Disclaimer: original by the author, reproduced with credit.

Author: Handsome Chen eats an apple

First, install SQOOP

1. Download SQOOP, unzip and rename the folder

Wget tar ZXVF - http://mirror.bit.edu.cn/apache/sqoop/1.4.6/sqoop-1.4.6.bin__hadoop-2.0.4-alpha.tar.gz Alpha.tar.gz -c /root/hadoop/ mv sqoop-1.4.6.bin_hadoop-2.0.4.alpha sqoop-1.4.6

2. Configure environment variables

vim /etc/profile
Export PATH = $PATH:$SQOOP_HME/bin

3, validation,

If SQOOP version information is displayed normally, the installation configuration is successful:

[root@localhost ~ ] # sqoop version

Create the database and table

After installing MySQL, create the test database and test tables.

Database name: test

Point (pointId int(10) primaryKey,pointName varchar(16),pointValue int(10))

The shell script generates test data

Write a Shell script where the insert statement needs to be modified based on the table structure created:

#! /bin/bash i=1; MAX_INSERT_ROW_COUONT=$1; while(( $i <= $MAX_INSERT_ROW_COUNT )) do mysql -uhive -phive test -e "insert into test.point(pointId,pointName,pointValue) values($i,'point"$i"',$i);" i=(($i+1)) done exit 0

The above script is very slow to generate test data, the author generated 10 million pieces of data like pregnancy, welcome suggestions, thank you!

4. MySQL data import

MySQL as a data source, Sqoop need to rely on the MySQL database connection driver package, download address: https://dev.mysql.com/get/Dow…

After downloading it, unzip it and copy the mysql-connector-java-5.1.44-bin.jar from mysql-connector-java-5.1.45 to $SQOOP_HOME/lib.

1. Import HDFS

sqoop import --connect jdbc:mysql://localhost:3306/test --username hive --password hive  --table 
point
Parameter analysis:

Import: import data from traditional database into HDFS/HIVE/HBASE, etc.

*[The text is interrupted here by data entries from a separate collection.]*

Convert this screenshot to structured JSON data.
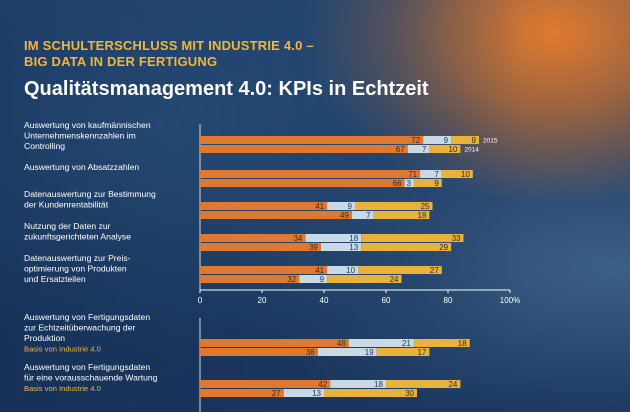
{
  "header": {
    "supertitle_line1": "IM SCHULTERSCHLUSS MIT INDUSTRIE 4.0 –",
    "supertitle_line2": "BIG DATA IN DER FERTIGUNG",
    "title": "Qualitätsmanagement 4.0: KPIs in Echtzeit"
  },
  "colors": {
    "orange": "#e0782f",
    "lightblue": "#c9d9e6",
    "gold": "#e8b23c",
    "label": "#ffffff",
    "subnote": "#f0b83a"
  },
  "chart_data": {
    "type": "bar",
    "stacked": true,
    "orientation": "horizontal",
    "xlim": [
      0,
      100
    ],
    "xticks": [
      "0",
      "20",
      "40",
      "60",
      "80",
      "100%"
    ],
    "segment_colors": [
      "#e0782f",
      "#c9d9e6",
      "#e8b23c"
    ],
    "series_years": [
      "2015",
      "2014"
    ],
    "categories": [
      {
        "label": [
          "Auswertung von kaufmännischen",
          "Unternehmenskennzahlen im",
          "Controlling"
        ],
        "note": "",
        "bars": [
          [
            72,
            9,
            9
          ],
          [
            67,
            7,
            10
          ]
        ]
      },
      {
        "label": [
          "Auswertung von Absatzzahlen"
        ],
        "note": "",
        "bars": [
          [
            71,
            7,
            10
          ],
          [
            66,
            3,
            9
          ]
        ]
      },
      {
        "label": [
          "Datenauswertung zur Bestimmung",
          "der Kundenrentabilität"
        ],
        "note": "",
        "bars": [
          [
            41,
            9,
            25
          ],
          [
            49,
            7,
            18
          ]
        ]
      },
      {
        "label": [
          "Nutzung der Daten zur",
          "zukunftsgerichteten Analyse"
        ],
        "note": "",
        "bars": [
          [
            34,
            18,
            33
          ],
          [
            39,
            13,
            29
          ]
        ]
      },
      {
        "label": [
          "Datenauswertung zur Preis-",
          "optimierung von Produkten",
          "und Ersatzteilen"
        ],
        "note": "",
        "bars": [
          [
            41,
            10,
            27
          ],
          [
            32,
            9,
            24
          ]
        ]
      },
      {
        "label": [
          "Auswertung von Fertigungsdaten",
          "zur Echtzeitüberwachung der",
          "Produktion"
        ],
        "note": "Basis von Industrie 4.0",
        "bars": [
          [
            48,
            21,
            18
          ],
          [
            38,
            19,
            17
          ]
        ]
      },
      {
        "label": [
          "Auswertung von Fertigungsdaten",
          "für eine vorausschauende Wartung"
        ],
        "note": "Basis von Industrie 4.0",
        "bars": [
          [
            42,
            18,
            24
          ],
          [
            27,
            13,
            30
          ]
        ]
      }
    ]
  }
}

–connect: establish a database connection;

JDBC: mysql: / / localhost: 3306 / test: the way of using the JDBC connection mysql database, database named test;

Mysql > specify database username;

–password: specify database password;

–table: Specify the table name

Note:

A) The HDFS output directory cannot already exist;

B) When -m or splite-by is not specified, that is, when parallelism is not specified, the table to be imported must have a primary key, otherwise an error will occur.

C) Import to the specified directory: sqoop import –connect jdbc:mysql://localhost:3306/test –username hive –password hive –table point –target-dir /directory

If the output directory is not specified, create a subdirectory under /user/root/ with the same table name as the output directory by default. After the import operation, check to see if there are imported files in HDFS:

hdfs dfs -ls /user/root/point/

2. Import HBase

sqoop import --connect jdbc:mysql://localhost:3306/test --username root --password root --table 
point --hbase-table HPoint --column-family info --hbase-row-key pointId --hbase-create-table
Parameter analysis:

–hbase-table: Specifies the table to be imported into Hbase database;

–column-family: Specifies the column family name;

–hbase-row-key: Specify rowKey;

–hbase-create-table: create table in hbase;

Finally, corrections are welcome. If you like it, give it a “like” and invite you to an apple.